As Rowley rattles off the names of the gigs he’s had and his busy present-day schedule, he stops in mid-sentence to show off another of his “creations”: a velcroed wristband mimicking the chords on a guitar.

“Saves a lot of time and wasted effort,” he explains. “When I’m teaching I wear this on my wrist and then I don’t have to pick up the guitar to show my students, then put the guitar down to explain something, then pick it up again. I just show them right from the band on my wrist.”

Next up in the Rowley pantheon of creations is his collection of humorous greeting cards. He pulls out stacks of the cards and goes through them. Most are side-splitting, and all have copyrights dating back to 1985. Rowley glances through them and still guffaws at the lines he wrote. “I sold over 1,000 of these,” he says. “This batch is the second thousand. I have … had high hopes for these. I was going strong with them when…” Rowley’s rubbery face goes from its normal smile to a sadness that’s palpable throughout the room.

It is his thoughts of “Love No.1” in his life that, he says, pain him beyond all comprehension.

“I was working on these cards when it happened,” he says. “My daughter Jamie got into a terrible car accident. She had just turned 16. Her mother and I had divorced and she had remarried and moved to Baton Rouge. I had just taken a great job at Chevron on the West Bank. Well, I quit so I could go to Baton Rouge to be with Jamie. Her life was in jeopardy for so long. She was in a coma. And let me tell you, a coma is not like you’re in one today and tomorrow you simply snap out of it and wake up. That’s only in the movies. Recovery is a slow, gradual, painful thing. It was a very serious wreck. She was brain damaged. It was the worst time of my life… of everybody’s life.
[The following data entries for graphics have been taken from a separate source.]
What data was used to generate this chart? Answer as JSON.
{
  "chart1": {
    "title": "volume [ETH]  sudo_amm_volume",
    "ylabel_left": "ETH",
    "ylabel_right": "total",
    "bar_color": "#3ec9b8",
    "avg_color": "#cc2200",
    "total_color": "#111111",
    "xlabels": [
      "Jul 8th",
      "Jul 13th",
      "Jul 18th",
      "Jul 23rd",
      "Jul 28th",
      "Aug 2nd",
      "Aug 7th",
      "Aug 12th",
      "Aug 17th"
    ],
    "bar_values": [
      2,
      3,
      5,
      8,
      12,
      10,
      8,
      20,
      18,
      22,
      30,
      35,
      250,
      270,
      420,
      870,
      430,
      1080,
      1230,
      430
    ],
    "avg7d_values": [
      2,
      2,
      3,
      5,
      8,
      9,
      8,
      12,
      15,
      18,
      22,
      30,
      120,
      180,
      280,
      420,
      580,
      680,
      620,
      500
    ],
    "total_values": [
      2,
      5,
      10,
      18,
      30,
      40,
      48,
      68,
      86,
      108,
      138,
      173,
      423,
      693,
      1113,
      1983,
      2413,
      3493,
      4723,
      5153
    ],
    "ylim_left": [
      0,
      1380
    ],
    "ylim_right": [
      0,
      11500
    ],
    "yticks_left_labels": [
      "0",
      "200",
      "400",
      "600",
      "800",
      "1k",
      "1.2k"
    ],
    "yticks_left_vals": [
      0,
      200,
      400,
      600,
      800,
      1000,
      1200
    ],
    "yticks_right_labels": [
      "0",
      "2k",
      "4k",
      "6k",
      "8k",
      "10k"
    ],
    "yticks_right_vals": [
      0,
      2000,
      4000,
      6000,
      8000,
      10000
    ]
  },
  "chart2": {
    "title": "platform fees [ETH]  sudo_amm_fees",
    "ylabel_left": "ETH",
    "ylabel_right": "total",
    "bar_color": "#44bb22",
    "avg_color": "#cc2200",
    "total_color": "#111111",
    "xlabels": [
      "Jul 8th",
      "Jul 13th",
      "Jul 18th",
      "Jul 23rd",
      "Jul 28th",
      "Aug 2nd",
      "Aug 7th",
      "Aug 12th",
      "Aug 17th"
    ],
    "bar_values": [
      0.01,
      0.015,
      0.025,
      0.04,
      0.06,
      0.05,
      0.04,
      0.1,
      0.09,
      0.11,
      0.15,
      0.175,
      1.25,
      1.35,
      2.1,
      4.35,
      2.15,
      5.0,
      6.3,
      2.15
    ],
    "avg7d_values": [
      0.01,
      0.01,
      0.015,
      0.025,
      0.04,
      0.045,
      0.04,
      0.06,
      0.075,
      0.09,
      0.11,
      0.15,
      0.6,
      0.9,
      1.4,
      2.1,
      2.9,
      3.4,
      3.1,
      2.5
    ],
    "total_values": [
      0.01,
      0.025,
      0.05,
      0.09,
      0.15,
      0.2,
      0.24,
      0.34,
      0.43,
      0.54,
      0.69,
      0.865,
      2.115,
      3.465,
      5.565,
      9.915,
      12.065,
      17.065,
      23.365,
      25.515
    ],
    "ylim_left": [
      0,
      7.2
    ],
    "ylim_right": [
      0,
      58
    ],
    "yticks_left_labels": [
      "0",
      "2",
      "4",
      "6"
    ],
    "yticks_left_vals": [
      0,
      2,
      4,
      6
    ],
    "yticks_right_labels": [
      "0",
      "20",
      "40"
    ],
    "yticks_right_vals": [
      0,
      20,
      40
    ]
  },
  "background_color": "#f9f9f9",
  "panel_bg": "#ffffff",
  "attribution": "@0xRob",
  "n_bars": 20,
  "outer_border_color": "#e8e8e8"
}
“Many is the night, I slept on the floor of Jamie’s room, right next to her bed. Her recovery took up every thought in my life. I remember her eardrums were punctured and I would talk to her. Her doctors told me they didn’t know if she could hear me. But deep inside, I knew she did. I remember how pessimistic [the doctors] were. We had names for each of them. One we called ‘Dr. Doom.’ He’d come in every day and ask, ‘Do you want to sign over her body parts?’ Can you imagine having a doctor come into the room where your daughter is lying in a coma and asking a question like that day after day?”

As his daughter’s doctors’ hope waned, Rowley says, his own never wavered for a moment .
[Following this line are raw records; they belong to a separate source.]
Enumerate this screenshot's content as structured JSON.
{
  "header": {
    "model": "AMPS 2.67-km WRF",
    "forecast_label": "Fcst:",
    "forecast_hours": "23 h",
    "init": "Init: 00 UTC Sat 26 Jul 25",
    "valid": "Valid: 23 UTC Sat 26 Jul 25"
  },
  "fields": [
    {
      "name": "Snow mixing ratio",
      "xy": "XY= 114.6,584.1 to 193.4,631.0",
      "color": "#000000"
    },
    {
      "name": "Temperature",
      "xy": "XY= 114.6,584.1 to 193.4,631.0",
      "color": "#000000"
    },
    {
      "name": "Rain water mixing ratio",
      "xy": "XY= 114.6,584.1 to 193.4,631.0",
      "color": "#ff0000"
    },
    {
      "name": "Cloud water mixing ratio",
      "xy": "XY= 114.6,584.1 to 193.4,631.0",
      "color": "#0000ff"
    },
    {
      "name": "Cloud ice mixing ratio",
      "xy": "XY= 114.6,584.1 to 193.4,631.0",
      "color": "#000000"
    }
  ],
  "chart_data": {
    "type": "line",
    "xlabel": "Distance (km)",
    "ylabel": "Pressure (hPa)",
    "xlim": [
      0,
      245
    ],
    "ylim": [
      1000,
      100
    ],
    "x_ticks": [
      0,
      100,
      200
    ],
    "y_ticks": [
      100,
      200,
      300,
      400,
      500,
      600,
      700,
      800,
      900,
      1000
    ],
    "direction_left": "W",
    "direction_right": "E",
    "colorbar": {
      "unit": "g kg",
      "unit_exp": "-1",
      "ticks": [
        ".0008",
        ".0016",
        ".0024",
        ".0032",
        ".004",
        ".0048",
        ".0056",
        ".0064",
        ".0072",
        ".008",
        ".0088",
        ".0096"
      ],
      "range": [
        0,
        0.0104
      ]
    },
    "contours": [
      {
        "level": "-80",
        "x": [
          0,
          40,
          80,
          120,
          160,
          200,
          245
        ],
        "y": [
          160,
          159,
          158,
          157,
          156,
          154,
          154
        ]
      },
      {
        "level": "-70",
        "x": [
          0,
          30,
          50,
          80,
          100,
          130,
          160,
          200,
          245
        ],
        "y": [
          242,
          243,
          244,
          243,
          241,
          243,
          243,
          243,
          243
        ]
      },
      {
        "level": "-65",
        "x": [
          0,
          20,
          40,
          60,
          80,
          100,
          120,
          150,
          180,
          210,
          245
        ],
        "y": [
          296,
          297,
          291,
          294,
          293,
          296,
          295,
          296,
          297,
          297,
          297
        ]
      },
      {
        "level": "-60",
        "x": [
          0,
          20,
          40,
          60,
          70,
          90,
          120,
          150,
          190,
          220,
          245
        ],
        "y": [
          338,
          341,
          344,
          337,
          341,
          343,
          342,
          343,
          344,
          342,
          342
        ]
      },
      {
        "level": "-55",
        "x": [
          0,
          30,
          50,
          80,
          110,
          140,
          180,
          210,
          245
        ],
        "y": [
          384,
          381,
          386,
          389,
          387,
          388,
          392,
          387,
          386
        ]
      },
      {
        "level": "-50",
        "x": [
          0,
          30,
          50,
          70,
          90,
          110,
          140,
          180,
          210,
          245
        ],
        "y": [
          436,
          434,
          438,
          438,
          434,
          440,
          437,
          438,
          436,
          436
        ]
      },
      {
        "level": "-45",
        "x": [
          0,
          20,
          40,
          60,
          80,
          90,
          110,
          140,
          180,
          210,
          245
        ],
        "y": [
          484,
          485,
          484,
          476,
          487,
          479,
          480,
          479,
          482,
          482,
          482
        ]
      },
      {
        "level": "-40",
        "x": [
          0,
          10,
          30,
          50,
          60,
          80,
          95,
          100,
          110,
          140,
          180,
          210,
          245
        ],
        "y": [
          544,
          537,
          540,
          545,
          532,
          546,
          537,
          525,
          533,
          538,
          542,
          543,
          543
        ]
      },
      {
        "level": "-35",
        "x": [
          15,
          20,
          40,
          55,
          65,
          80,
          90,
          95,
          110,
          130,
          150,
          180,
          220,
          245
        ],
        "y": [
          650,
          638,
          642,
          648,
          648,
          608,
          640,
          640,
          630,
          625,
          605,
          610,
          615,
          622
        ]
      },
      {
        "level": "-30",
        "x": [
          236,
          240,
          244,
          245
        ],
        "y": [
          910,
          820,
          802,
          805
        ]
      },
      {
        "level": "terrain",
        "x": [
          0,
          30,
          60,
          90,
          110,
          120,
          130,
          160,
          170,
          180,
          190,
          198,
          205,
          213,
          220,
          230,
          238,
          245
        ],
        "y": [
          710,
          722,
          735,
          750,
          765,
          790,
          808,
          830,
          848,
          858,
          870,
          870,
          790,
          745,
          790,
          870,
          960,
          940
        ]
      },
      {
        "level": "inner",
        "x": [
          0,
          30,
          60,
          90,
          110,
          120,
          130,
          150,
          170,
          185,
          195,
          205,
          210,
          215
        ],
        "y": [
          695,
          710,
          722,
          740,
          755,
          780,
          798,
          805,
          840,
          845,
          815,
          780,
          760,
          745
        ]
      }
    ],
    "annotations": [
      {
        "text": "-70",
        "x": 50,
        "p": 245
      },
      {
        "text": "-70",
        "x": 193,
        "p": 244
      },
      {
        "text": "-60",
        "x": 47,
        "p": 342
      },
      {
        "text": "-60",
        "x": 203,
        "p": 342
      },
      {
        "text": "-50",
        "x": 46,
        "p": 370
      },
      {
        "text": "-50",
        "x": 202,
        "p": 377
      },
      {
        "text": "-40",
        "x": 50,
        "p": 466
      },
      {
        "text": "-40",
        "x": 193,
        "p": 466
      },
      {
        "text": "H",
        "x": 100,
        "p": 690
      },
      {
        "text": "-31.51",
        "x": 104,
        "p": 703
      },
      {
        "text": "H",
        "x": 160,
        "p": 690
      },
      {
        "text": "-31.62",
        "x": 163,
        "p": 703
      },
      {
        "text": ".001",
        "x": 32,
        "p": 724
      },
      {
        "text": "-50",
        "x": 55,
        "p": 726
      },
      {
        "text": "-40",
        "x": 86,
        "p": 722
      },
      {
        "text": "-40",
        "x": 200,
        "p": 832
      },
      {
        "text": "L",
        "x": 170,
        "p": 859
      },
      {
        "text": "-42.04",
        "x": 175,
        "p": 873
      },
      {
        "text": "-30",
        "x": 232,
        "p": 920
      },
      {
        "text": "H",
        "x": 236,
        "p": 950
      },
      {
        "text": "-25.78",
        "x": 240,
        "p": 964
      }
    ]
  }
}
“I used to go in and hold her hand and tell her to squeeze mine. Nothing. I did that over and over. My hands became numb. But I just knew that she was hearing me and that she would respond. ‘Jamie, squeeze my hand!’ Then one day, it happened. I felt her squeeze. Of course, these doctors told me not to be too optimistic, that in all probability what I was feeling was a muscle spasm. Muscle spasm, my … I knew that she had heard me. I stood there and cried.”

The nights were seemingly endless for Rowley. He hummed tunes to his daughter as he had not done since she had been a baby. Tunes he had written. Tunes others had written. Her favorites. His favorites. He composed tunes to her in his mind as he sat there throughout those long agony-filled nights.

“Jamie’s 38 years old now,” Rowley says of his daughter. “It’s been a long, long painful road. But she’s come back. She still has some problems. But she’s determined. We’re determined! Here, look at this!”

Rowley goes to his computer and opens a link – “Jamie’s page,” with the words:

“Jamie Rowley is a 38-year-old mentally challenged woman who lost her home in Katrina. She is now living in her mother’s garage with her four cats. Jamie renews her hope through every board that she draws. Jamie collects the boards from the debris of destroyed homes (various areas of New Orleans; lower and upper 9th wards, etc.). After cleaning each board, she the turns them into pieces of art …”

“She’s extremely creative,” Rowley says simply of his daughter. He’s knows that says it all.

It may be a Thursday evening or a Sunday afternoon. It may be the House of Blues or it may be a garden soiree. The band may be Art Ryder’s or the Country Cajuns. The only thing for certain is that somewhere near the bandstand, a lady named Jamie will be sitting at a table applauding each set.